‘Junk’ apps for asthma

Wednesday, 15 Apr 2015

A comprehensive review of asthma apps has revealed a proliferation of commercially driven ones that make it hard for healthcare professionals and patients to filter out the ‘junk’.

The review by researchers from the Imperial College in London found that between 2011 and 2013 the number of asthma apps more than doubled from 93 to 191, despite a quarter of existing apps having been withdrawn from the market in the same time period.

Newer apps were no more likely than those available in 2011 to include comprehensive information, such as the use of action plans, or offer guidance consistent with evidence, the researchers reported in BMC Medicine.

For instance three quarters of inhaler training apps left out at least one step considered necessary for effective delivery of drug into the lungs.

A new finding concerned apps that repackaged existing information either to create content focused on promoting specific commercial products, or to serve as a more general vehicle for hosting adverts operating on a pay-per-click basis.

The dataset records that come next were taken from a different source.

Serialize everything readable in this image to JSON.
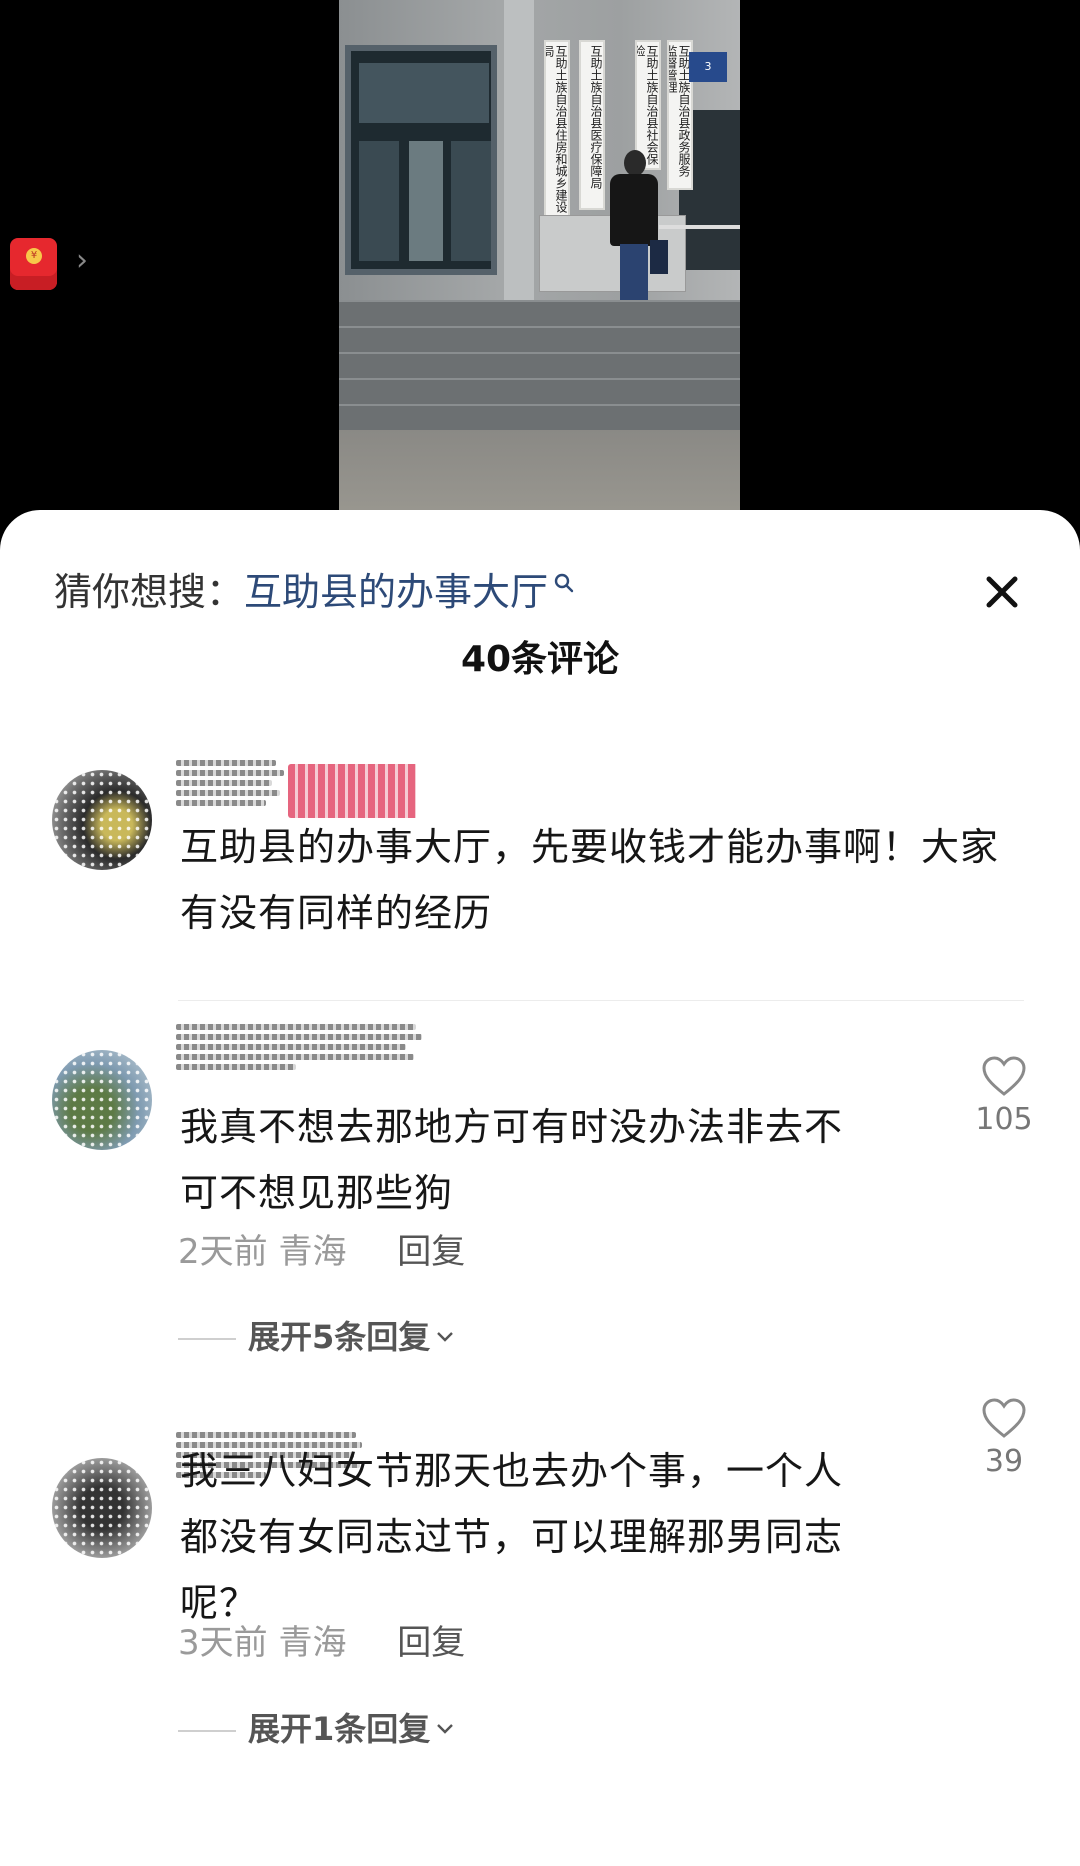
{
  "video": {
    "signs": [
      "互助土族自治县住房和城乡建设局",
      "互助土族自治县医疗保障局",
      "互助土族自治县社会保险",
      "互助土族自治县政务服务监督管理"
    ],
    "plate_number": "3",
    "redpack_icon": "red-envelope-icon"
  },
  "search": {
    "label": "猜你想搜：",
    "query": "互助县的办事大厅"
  },
  "comments_header": {
    "title": "40条评论"
  },
  "comments": [
    {
      "text": "互助县的办事大厅，先要收钱才能办事啊！大家有没有同样的经历"
    },
    {
      "text": "我真不想去那地方可有时没办法非去不可不想见那些狗",
      "likes": "105",
      "time": "2天前",
      "location": "青海",
      "reply_label": "回复",
      "expand_label": "展开5条回复"
    },
    {
      "text": "我三八妇女节那天也去办个事，一个人都没有女同志过节，可以理解那男同志呢？",
      "likes": "39",
      "time": "3天前",
      "location": "青海",
      "reply_label": "回复",
      "expand_label": "展开1条回复"
    }
  ],
  "colors": {
    "query_blue": "#2d4a78",
    "meta_gray": "#9a9a9a",
    "red_envelope": "#e6282e"
  }
}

“This kind of low-quality information, coupled with high volume distribution and commercial motive, shares similarities with spam or junk email and websites,” they wrote. 

Accreditation programs may need to be supplemented by proactive intervention by regulators to address potentially unsafe apps and advice to help patients navigate the increasing numbers of poor quality or ‘junk’ apps for asthma in general app stores, they said.